SISORG_NADAEsta semana a CPOrg SC recebeu de consumidores duas notificações de irregularidades. Foram encontrados no mercado, e em divulgação por mídia, produtos informados como sendo orgânicos, mas que não fazem parte de nenhum processo legal de certificação orgânica. Um deles é um mel em Santa Catarina e outro uma produção de morangos no Rio Grande do Sul.
Esse fato levanta uma questão muito importante. A legislação orgânica brasileira é uma das mais completas do mundo. Contudo, sejam por quais motivos forem, eventualmente acontecem casos em que a legislação não se espelha. E o cidadão consciente do que consome, bem como as Comissões da Produção Orgânica e o Ministério da Agricultura têm suas competências. O primeiro, com seus direitos de consumidor, e os demais para verificar, controlar, fiscalizar e impedir esse tipo de ação.
Os infratores, independente da natureza da infração, são notificados, orientados e, se for o caso de um processo, até punidos com multa. Isso está previsto na legislação.

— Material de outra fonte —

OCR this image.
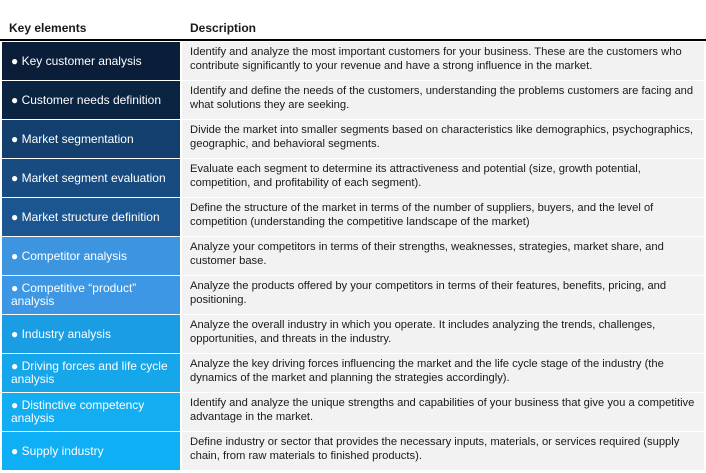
Key elements	Description
● Key customer analysis
Identify and analyze the most important customers for your business. These are the customers who contribute significantly to your revenue and have a strong influence in the market.
● Customer needs definition
Identify and define the needs of the customers, understanding the problems customers are facing and what solutions they are seeking.
● Market segmentation
Divide the market into smaller segments based on characteristics like demographics, psychographics, geographic, and behavioral segments.
● Market segment evaluation
Evaluate each segment to determine its attractiveness and potential (size, growth potential, competition, and profitability of each segment).
● Market structure definition
Define the structure of the market in terms of the number of suppliers, buyers, and the level of competition (understanding the competitive landscape of the market)
● Competitor analysis
Analyze your competitors in terms of their strengths, weaknesses, strategies, market share, and customer base.
● Competitive “product” analysis
Analyze the products offered by your competitors in terms of their features, benefits, pricing, and positioning.
● Industry analysis
Analyze the overall industry in which you operate. It includes analyzing the trends, challenges, opportunities, and threats in the industry.
● Driving forces and life cycle analysis
Analyze the key driving forces influencing the market and the life cycle stage of the industry (the dynamics of the market and planning the strategies accordingly).
● Distinctive competency analysis
Identify and analyze the unique strengths and capabilities of your business that give you a competitive advantage in the market.
● Supply industry
Define industry or sector that provides the necessary inputs, materials, or services required (supply chain, from raw materials to finished products).
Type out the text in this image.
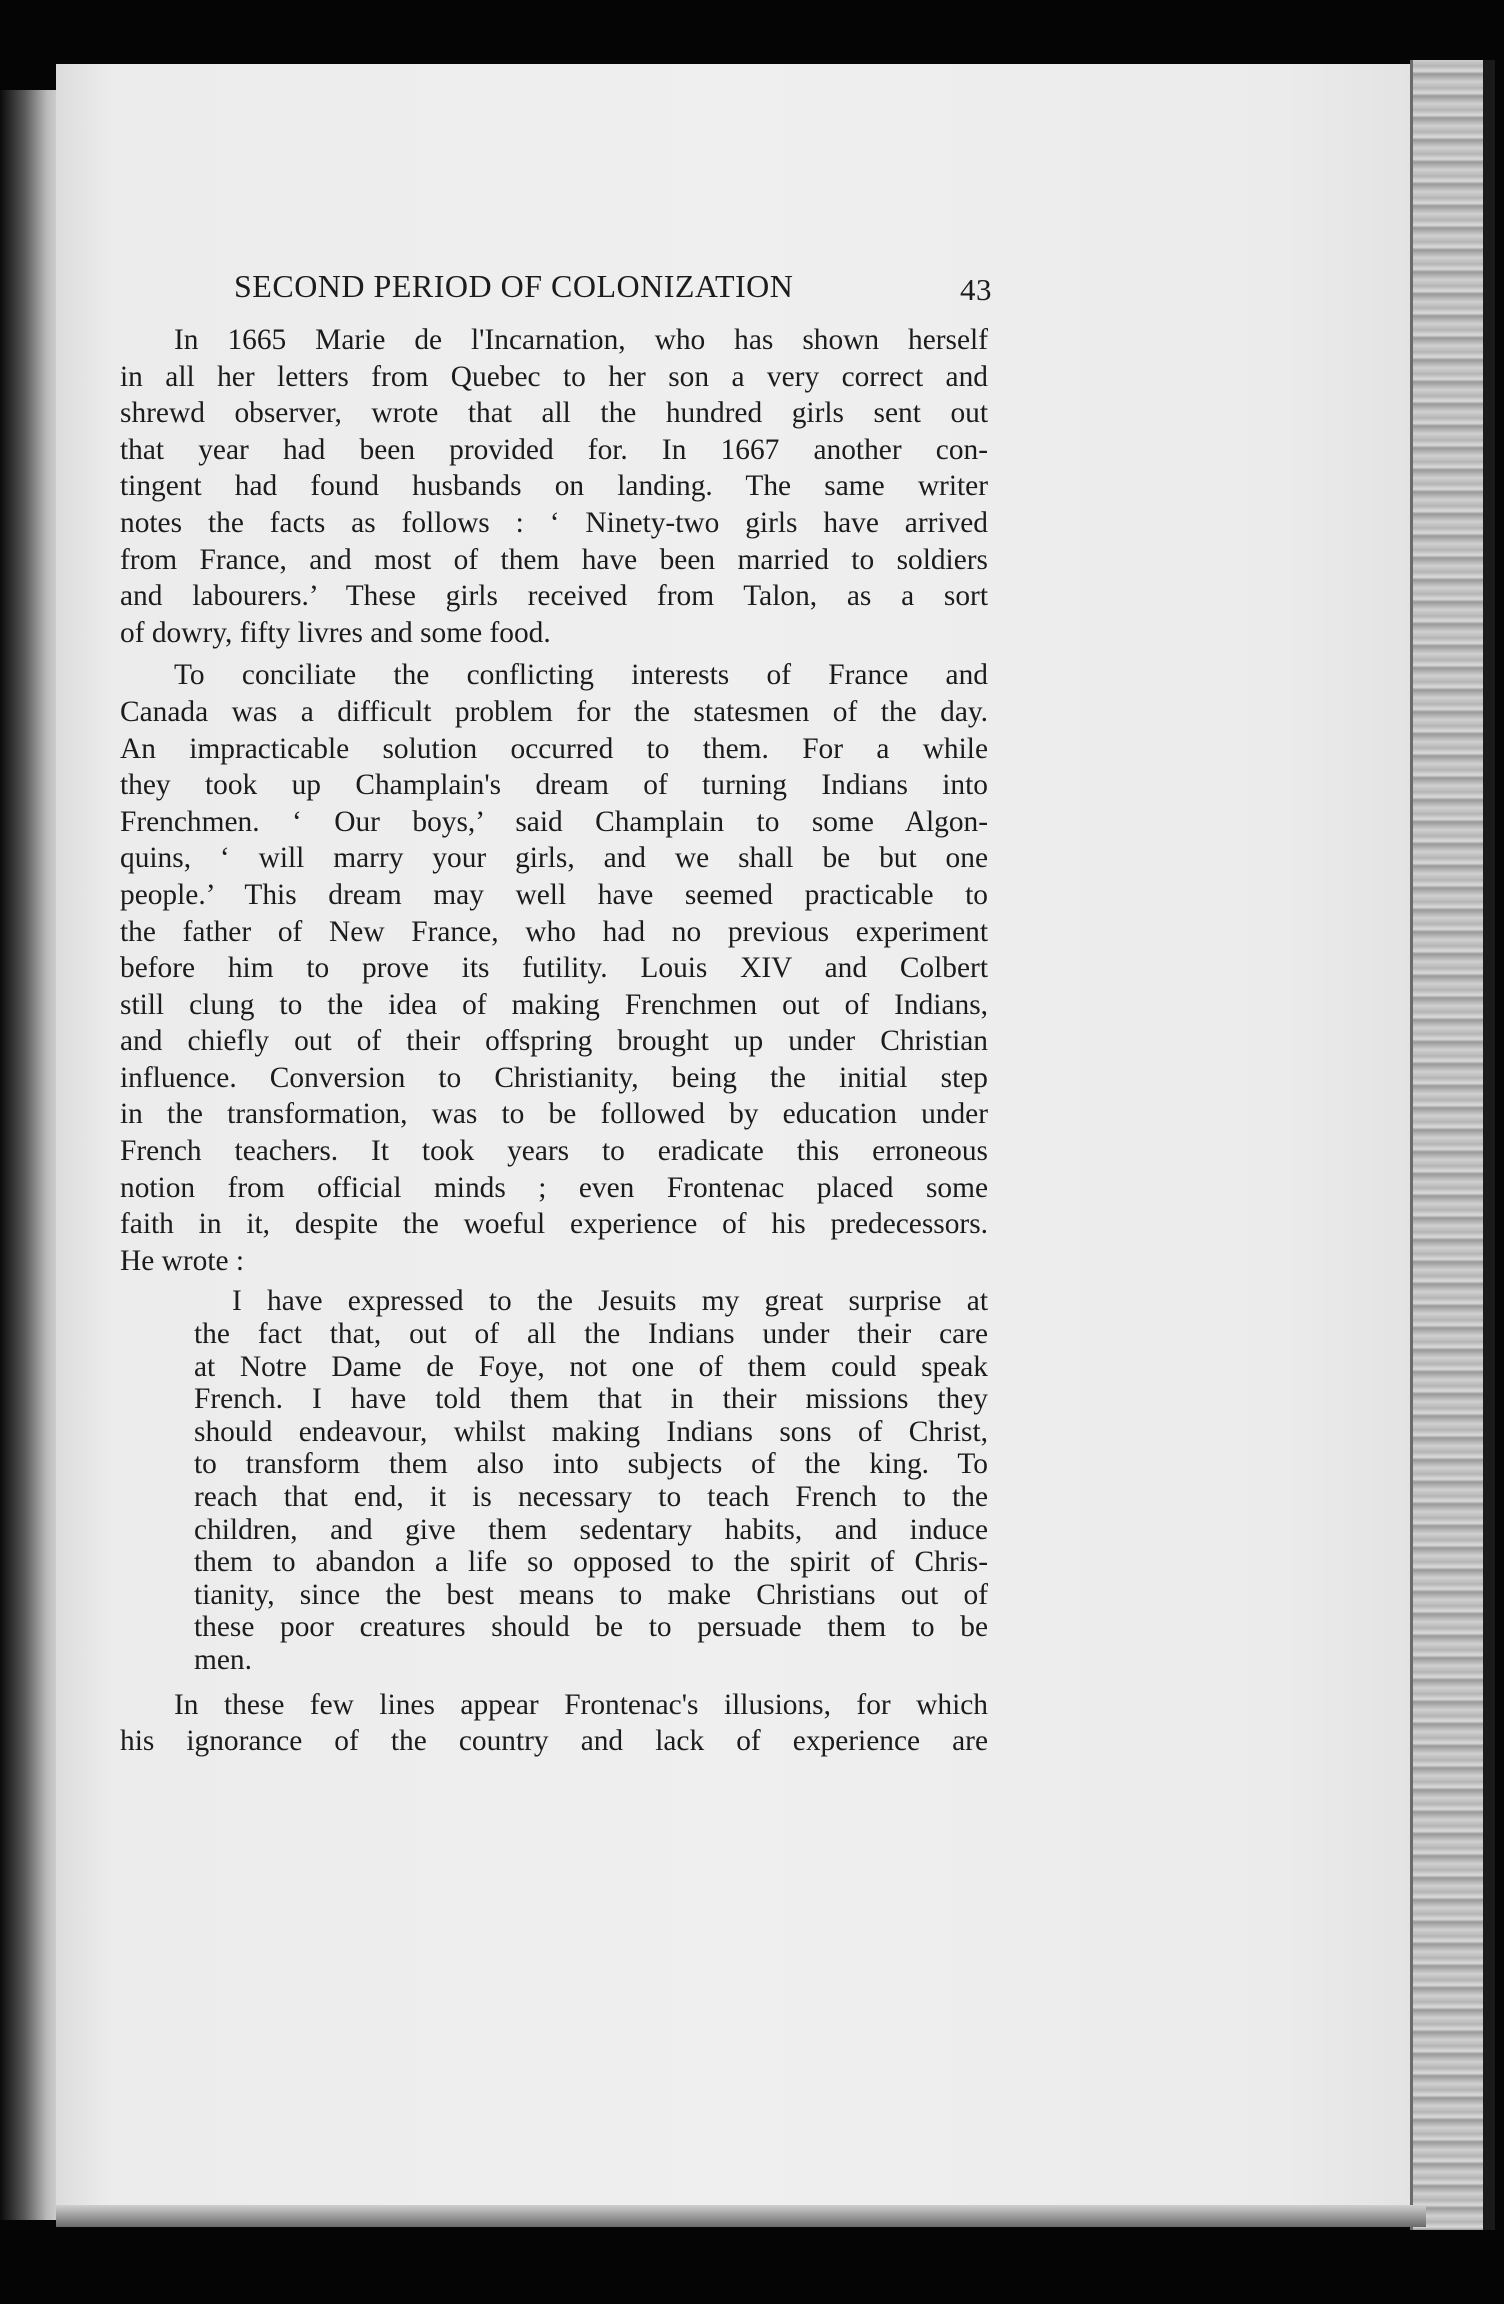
SECOND PERIOD OF COLONIZATION	43
In 1665 Marie de l'Incarnation, who has shown herself
in all her letters from Quebec to her son a very correct and
shrewd observer, wrote that all the hundred girls sent out
that year had been provided for. In 1667 another con-
tingent had found husbands on landing. The same writer
notes the facts as follows : ‘ Ninety-two girls have arrived
from France, and most of them have been married to soldiers
and labourers.’ These girls received from Talon, as a sort
of dowry, fifty livres and some food.
To conciliate the conflicting interests of France and
Canada was a difficult problem for the statesmen of the day.
An impracticable solution occurred to them. For a while
they took up Champlain's dream of turning Indians into
Frenchmen. ‘ Our boys,’ said Champlain to some Algon-
quins, ‘ will marry your girls, and we shall be but one
people.’ This dream may well have seemed practicable to
the father of New France, who had no previous experiment
before him to prove its futility. Louis XIV and Colbert
still clung to the idea of making Frenchmen out of Indians,
and chiefly out of their offspring brought up under Christian
influence. Conversion to Christianity, being the initial step
in the transformation, was to be followed by education under
French teachers. It took years to eradicate this erroneous
notion from official minds ; even Frontenac placed some
faith in it, despite the woeful experience of his predecessors.
He wrote :
I have expressed to the Jesuits my great surprise at
the fact that, out of all the Indians under their care
at Notre Dame de Foye, not one of them could speak
French. I have told them that in their missions they
should endeavour, whilst making Indians sons of Christ,
to transform them also into subjects of the king. To
reach that end, it is necessary to teach French to the
children, and give them sedentary habits, and induce
them to abandon a life so opposed to the spirit of Chris-
tianity, since the best means to make Christians out of
these poor creatures should be to persuade them to be
men.
In these few lines appear Frontenac's illusions, for which
his ignorance of the country and lack of experience are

A palavra “ORGÂNICO” é amplamente protegida por lei. E usá-la indevidamente é estar contra a lei. O uso desta palavra, seja na embalagem ou em postagens de redes sociais, só é permitido se o produtor tiver um sistema de certificação por auditoria ou participativo, ou se pertencer à uma Organização de Controle Social. Em todos os casos, o produtor deve ainda fazer parte do CNPO – Cadastro Nacional de Produtores Orgânicos do Ministério da Agricultura.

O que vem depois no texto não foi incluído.